For making slight erasures, a very sharp knife skilfully used will be found effective, as it can be so manipulated as to affect nothing but the parts to be erased. Another expedient, where only a slight erasure is to be made, is to use a thin sheet of celluloid or durable cardboard, in which are cut small holes corresponding to the work to be changed. This sheet is laid on the drawing so that a hole comes over the part to be erased, then a sand-eraser is rubbed over the hole, and nothing is damaged except the portion which is changed.

FILING DRAWINGS, CALCULATIONS, SPECIFICATIONS, ETC.

In the course of a few years' practice the office records of a consulting engineer grow to such proportions that, unless some systematic method of filing and indexing them be adopted, it is impossible to refer thereto without a great deal of delay and annoyance. The filing of calculations and specifications is a comparatively easy matter, but to keep an accumulating lot of drawings in good shape for ready reference is by no means such. During the time that the author has been engaged in active practice several methods have been employed for filing tracings. One great difficulty with the earlier drawings was that they were of varying dimensions, some as large as forty-two inches by ninety-six inches, and others belonging to the same set as small as eighteen inches square. At first large cases of drawers were used for laying out the tracings flat, each tracing being stamped with numbers designating the lot and drawer to which it belonged, and an index being kept of all drawings recording the numbers of the lot and drawer.
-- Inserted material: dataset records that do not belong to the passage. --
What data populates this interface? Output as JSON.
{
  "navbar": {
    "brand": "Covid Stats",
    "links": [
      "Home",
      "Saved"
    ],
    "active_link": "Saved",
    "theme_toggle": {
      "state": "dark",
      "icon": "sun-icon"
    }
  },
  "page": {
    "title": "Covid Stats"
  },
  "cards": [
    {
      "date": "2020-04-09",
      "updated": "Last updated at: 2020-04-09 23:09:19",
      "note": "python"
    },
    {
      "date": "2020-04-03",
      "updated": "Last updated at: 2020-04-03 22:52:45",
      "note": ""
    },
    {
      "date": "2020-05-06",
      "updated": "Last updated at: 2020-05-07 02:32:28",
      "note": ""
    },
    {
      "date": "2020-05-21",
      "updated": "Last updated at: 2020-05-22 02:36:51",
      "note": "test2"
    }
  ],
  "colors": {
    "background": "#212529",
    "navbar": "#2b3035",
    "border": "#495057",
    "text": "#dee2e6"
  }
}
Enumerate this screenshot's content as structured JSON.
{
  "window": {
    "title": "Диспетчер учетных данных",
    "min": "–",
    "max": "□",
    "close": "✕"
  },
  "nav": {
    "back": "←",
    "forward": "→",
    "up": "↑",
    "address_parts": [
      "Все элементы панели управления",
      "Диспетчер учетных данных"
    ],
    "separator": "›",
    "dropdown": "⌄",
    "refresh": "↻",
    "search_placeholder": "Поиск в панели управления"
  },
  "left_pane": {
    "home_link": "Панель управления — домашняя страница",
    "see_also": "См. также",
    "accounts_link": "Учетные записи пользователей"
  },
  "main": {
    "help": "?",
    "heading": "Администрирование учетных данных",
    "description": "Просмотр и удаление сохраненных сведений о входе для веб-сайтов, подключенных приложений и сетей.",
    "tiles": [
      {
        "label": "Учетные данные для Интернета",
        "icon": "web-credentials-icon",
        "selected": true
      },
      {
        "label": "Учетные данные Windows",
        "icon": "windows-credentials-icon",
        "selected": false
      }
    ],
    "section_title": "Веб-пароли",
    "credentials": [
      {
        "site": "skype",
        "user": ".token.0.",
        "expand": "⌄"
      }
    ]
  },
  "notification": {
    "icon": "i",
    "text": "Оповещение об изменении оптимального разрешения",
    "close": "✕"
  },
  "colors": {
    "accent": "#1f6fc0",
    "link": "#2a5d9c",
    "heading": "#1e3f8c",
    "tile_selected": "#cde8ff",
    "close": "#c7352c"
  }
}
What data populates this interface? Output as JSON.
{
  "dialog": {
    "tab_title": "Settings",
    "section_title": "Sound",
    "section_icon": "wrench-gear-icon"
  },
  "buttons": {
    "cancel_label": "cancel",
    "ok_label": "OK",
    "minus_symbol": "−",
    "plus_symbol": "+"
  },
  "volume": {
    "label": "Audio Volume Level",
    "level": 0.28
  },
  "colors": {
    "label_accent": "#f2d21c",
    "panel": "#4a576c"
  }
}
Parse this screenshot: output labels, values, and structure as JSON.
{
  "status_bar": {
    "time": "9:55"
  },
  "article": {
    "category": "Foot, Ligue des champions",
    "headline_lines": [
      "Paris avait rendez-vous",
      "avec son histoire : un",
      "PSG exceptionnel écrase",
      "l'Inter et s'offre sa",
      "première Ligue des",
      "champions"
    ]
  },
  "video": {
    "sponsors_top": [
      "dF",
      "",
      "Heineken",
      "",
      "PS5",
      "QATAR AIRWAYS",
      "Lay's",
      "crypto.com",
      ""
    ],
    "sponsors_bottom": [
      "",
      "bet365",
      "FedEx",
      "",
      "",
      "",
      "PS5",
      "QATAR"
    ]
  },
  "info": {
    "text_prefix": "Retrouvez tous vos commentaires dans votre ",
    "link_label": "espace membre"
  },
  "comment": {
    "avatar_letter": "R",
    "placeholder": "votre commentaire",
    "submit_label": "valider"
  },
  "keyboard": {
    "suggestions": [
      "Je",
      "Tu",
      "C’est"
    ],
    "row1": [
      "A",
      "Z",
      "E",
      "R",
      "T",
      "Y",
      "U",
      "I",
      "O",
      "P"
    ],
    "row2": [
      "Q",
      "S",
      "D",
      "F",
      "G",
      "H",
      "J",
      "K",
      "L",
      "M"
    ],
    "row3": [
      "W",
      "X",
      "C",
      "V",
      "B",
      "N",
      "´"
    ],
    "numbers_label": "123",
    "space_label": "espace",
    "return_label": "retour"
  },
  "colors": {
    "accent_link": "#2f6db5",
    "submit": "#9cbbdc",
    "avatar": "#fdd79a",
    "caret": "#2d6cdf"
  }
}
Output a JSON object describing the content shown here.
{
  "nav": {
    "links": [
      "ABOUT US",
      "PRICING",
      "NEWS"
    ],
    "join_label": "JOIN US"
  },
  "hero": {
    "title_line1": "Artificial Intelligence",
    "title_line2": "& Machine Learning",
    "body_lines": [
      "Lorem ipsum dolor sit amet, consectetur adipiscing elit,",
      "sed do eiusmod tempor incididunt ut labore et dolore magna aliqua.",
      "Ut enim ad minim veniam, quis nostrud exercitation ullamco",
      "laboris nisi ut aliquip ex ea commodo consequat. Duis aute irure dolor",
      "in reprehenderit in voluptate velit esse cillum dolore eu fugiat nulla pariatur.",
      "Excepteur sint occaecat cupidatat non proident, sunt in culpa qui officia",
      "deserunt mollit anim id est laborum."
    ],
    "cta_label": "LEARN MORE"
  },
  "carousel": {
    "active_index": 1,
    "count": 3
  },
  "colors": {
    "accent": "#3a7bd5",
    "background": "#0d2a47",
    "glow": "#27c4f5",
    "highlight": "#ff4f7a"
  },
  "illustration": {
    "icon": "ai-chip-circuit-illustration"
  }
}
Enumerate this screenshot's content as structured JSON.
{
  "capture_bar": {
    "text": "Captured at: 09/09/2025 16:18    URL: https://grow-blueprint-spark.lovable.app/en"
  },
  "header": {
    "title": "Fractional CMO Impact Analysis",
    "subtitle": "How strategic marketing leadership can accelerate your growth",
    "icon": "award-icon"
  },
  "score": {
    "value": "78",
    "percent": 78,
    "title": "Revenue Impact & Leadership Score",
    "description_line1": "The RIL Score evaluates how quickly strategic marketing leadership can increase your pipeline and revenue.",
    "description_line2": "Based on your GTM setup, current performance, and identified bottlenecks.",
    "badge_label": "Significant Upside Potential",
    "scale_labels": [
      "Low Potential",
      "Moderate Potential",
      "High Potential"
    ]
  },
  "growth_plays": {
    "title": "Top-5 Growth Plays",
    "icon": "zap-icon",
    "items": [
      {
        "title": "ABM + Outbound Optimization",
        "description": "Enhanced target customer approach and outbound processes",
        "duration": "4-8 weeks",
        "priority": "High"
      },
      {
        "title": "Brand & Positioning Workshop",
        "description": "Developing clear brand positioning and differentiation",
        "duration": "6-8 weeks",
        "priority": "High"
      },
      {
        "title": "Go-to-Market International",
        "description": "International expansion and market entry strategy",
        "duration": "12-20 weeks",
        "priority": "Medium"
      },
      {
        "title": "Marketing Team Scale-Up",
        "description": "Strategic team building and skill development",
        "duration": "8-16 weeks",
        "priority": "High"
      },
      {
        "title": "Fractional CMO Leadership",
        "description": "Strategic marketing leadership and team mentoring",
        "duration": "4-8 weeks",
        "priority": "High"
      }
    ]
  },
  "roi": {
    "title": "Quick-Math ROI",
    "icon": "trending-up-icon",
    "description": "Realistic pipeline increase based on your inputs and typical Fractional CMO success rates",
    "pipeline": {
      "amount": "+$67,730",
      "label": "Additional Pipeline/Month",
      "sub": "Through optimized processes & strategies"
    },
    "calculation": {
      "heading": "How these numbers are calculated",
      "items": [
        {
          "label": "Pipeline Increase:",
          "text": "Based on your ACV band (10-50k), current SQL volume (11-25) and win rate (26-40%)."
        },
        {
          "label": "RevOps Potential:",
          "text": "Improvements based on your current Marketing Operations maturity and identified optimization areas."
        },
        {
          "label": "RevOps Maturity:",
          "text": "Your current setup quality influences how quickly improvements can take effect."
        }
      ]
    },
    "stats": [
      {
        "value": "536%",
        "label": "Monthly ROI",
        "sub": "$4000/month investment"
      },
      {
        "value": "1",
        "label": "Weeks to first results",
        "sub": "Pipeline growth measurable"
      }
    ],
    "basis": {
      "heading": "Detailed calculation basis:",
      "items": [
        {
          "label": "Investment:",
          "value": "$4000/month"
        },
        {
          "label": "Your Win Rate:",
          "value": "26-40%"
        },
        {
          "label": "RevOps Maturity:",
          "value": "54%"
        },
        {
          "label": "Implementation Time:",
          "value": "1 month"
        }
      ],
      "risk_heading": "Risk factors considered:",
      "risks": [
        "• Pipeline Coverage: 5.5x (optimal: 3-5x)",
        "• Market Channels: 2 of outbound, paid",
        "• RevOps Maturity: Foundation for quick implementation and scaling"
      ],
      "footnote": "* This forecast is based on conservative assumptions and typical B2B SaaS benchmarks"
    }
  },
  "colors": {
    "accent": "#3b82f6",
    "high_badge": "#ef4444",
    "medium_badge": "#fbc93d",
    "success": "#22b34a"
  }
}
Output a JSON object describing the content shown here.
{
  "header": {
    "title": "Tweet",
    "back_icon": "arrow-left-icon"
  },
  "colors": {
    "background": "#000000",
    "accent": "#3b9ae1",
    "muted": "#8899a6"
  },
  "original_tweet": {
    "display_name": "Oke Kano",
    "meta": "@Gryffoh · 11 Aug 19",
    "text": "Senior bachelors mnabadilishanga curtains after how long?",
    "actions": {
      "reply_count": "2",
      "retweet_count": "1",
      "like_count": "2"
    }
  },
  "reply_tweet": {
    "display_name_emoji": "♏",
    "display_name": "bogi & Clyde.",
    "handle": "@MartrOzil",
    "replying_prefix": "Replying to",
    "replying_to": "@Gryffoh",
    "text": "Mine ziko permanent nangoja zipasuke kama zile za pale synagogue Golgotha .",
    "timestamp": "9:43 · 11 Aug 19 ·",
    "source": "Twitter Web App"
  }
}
The objections to this method were that the smaller drawings got lost among the larger ones, thus often necessitating a complete overhauling of an entire drawer to find a tracing, and it was impossible to keep the large drawings from becoming folded and cracked at the edges and corners.

Later it was deemed advisable to bind each set of drawings together with patent fasteners along one end, but this method was soon abandoned, owing to the difficulty encountered in getting out tracings for blue-printing and reference.